Metadata Education Project

Metadata Element Definitions

Based on the FGDC Content Standards for Digital Geospatial Metadata

Developed by the Wyoming Geographic Information Science Center (WyGISC)

Identification Information (title, originator, abstract, keywords, etc)
Data Quality Information (sources, processes, accuracy, etc)
Spatial Organization Information
Spatial Reference Information (projection, datum, coordinate system)
Entity and Attribute Information (description of tables, fields, records, domains, etc)
Distribution Information (where do you get the data, what format, cost, etc)
Metadata Reference Information


Identification Information


Title: should include location and theme at minimum . This should not be just a computer file name.

Originator: the person or organization responsible for creating the dataset or process (similar to the author(s) in a traditional literature citation).

Publication date: Year when dataset or product was (or will be) ready for distribution. "Unpublished" is acceptable.

Abstract: "This dataset represents ...." - mention its source scale and geographic extent, and brief description of its source(s).

Abstract/Purpose examples:

Purpose: Why was it developed? - mention specific project requirements if necessary.

Time Period of Content: The date(s) that the data was collected, OR, the oldest to most recent date of ANY sources contributing to the dataset.
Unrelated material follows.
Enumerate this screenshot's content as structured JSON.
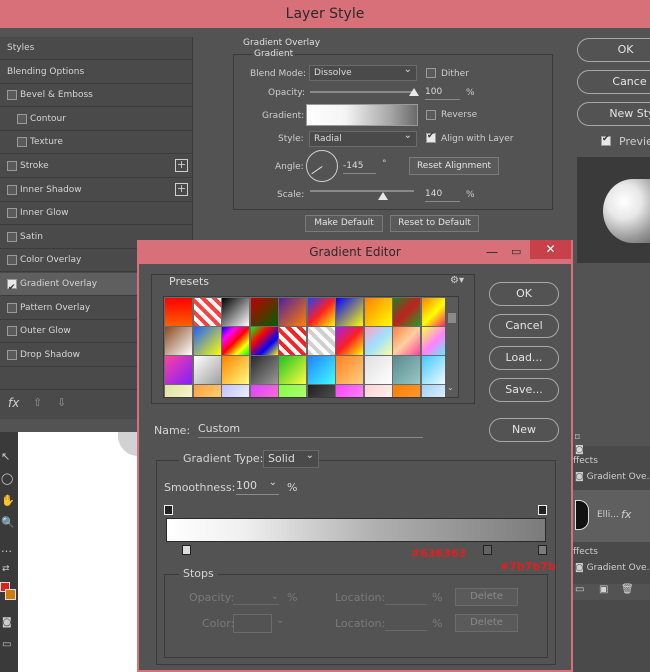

Currentness Reference: "Ground condition" or "publication date". Data produced from satellite and photographic images or GPS-collected would have a currentness reference of "ground condition" based on the date the photo or image was taken. However, data that was digitized from previously published maps would have a currentness reference of "publication date" for the date when the map was published.
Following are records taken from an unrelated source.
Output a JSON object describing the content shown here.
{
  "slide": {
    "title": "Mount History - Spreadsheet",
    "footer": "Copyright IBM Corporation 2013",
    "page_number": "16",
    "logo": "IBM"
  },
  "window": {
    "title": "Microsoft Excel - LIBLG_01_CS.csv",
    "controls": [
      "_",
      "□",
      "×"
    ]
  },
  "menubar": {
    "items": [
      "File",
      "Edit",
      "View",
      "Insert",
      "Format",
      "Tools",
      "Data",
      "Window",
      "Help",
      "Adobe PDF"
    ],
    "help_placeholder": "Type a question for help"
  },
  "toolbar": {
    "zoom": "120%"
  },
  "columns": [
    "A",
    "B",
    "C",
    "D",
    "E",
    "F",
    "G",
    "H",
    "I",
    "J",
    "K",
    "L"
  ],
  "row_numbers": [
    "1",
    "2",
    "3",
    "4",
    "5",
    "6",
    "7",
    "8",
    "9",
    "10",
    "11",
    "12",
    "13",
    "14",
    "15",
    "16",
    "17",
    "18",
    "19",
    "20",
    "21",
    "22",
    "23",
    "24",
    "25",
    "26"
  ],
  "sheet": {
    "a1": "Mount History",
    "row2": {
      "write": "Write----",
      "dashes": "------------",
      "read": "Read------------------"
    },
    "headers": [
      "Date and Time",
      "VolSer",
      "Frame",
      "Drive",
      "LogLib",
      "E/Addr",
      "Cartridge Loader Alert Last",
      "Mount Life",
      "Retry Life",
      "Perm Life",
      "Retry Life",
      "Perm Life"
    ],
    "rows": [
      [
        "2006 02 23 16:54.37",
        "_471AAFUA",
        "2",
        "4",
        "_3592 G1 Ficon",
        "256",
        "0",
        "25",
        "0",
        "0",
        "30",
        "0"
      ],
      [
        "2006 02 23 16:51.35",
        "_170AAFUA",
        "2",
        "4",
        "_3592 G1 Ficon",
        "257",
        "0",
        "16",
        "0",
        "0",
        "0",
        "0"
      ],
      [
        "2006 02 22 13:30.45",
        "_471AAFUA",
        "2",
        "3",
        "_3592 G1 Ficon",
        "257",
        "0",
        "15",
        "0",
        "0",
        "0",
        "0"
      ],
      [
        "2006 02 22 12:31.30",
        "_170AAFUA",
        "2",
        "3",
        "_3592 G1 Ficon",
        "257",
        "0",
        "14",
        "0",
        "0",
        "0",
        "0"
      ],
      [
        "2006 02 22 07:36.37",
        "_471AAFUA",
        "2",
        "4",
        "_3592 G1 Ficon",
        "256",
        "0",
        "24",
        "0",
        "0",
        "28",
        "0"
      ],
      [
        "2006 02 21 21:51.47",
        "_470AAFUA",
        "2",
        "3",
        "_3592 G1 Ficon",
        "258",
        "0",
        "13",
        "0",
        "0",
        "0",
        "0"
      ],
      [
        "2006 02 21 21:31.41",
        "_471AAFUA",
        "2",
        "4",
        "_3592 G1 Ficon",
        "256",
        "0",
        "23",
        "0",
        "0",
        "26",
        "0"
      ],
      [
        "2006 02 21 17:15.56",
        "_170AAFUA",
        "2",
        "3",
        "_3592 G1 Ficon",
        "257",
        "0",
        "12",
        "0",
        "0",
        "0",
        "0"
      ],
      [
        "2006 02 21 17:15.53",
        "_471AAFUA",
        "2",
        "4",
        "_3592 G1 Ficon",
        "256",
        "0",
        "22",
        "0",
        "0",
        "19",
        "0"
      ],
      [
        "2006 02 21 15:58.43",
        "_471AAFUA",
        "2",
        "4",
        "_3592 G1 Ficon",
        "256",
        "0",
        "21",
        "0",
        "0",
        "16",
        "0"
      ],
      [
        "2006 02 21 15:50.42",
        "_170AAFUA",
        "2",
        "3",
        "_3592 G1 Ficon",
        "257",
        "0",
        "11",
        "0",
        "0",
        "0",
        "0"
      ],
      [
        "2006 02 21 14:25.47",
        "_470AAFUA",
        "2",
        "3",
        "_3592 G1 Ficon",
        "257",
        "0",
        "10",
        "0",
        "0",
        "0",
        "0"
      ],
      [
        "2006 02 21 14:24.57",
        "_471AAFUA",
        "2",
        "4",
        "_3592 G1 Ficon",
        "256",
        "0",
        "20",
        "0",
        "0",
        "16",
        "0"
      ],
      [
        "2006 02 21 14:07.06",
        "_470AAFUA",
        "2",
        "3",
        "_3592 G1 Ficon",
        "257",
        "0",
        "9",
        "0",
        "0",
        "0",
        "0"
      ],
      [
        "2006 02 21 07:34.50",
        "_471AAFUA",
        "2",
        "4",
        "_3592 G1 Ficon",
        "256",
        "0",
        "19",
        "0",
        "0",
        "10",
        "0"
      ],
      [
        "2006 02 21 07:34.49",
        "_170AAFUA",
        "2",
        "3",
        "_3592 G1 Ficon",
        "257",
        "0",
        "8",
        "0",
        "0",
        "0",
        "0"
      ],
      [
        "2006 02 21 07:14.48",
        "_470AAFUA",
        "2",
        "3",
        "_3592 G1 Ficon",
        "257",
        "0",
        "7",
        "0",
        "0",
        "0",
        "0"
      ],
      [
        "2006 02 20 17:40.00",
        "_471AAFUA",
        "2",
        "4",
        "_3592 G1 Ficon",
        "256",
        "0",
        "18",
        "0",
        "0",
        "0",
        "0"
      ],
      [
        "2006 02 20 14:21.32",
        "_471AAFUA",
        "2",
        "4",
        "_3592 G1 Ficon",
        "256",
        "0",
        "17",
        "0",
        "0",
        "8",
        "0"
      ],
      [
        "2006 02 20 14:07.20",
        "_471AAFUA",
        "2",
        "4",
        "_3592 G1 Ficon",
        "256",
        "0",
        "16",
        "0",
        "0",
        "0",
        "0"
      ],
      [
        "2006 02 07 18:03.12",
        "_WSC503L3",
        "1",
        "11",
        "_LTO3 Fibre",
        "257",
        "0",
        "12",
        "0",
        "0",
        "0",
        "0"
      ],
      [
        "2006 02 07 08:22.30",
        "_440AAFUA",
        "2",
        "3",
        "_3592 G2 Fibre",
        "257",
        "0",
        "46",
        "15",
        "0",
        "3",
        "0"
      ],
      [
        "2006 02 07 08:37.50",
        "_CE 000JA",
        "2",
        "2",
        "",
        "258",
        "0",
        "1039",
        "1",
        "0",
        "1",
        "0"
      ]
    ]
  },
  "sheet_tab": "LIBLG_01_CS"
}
Status: complete, in work or planned

Maintenance and Update Frequency: As Needed, None Planned, Annually, Monthly, etc

Spatial Domain: the bounding box or "footprint" encompassing the dataset or study area, expressed in terms of minimum and maximum latitude and longitude in decimal degrees. Alternatively, another description of the area can be given such as quadrangle names, county names, etc.

Thematic Keywords: Examples - streams, hydrography, geology, political, name of project, name of image sensor (Thematic Mapper), GPS if collected by GPS, etc. Socioeconomic dataset example; wildlife model dataset example

Place Keywords: Examples - Wyoming, county name, quad name, park name, or watershed name - list in a hierarchical fashion from Wyoming down to smallest unit necessary.

Access Constraints: usually none unless you have sensitive data that is only available to certain people or data, which cannot be distributed for free.

Use Constraints: Restrictions or legal prerequisites for using the data. Basic example; detailed example: from a project with national standards, includes appropriate/inappropriate uses; detailed example: includes statements about altering data and citation of data

Dataset Credit: (optional) Credit the people/organizations that produced the source information or were involved in different stages of production (such as collection, digitization, analysis, review, etc).

Native Environment: Software and version (e.g. Arc/Info 7.04, MIPS, Pathfinder Office) the data was created in, and platform (PC, Unix, Mac).


Data Quality


Attribute or Thematic Accuracy: (or thematic accuracy). How sure are you that your attributes are correctly labeled? Cite quantitative accuracy if available and any measures taken to verify attributes. There are three types of accuracy descriptions:

Examples:

Logical Consistency: Did you check for bad values and conditions? Does your data meet all the topological requirements needed (e.g. any overlapping polygons? Gaps between polygons? Unconnected lines?) Can also include consistency of domains (are the values of X between 0 and 100?)

Completeness Report: What is the completeness of the data? If it is in development, how much is still left to do? Was there some data that could not be collected (ran out of time/money or just not available)?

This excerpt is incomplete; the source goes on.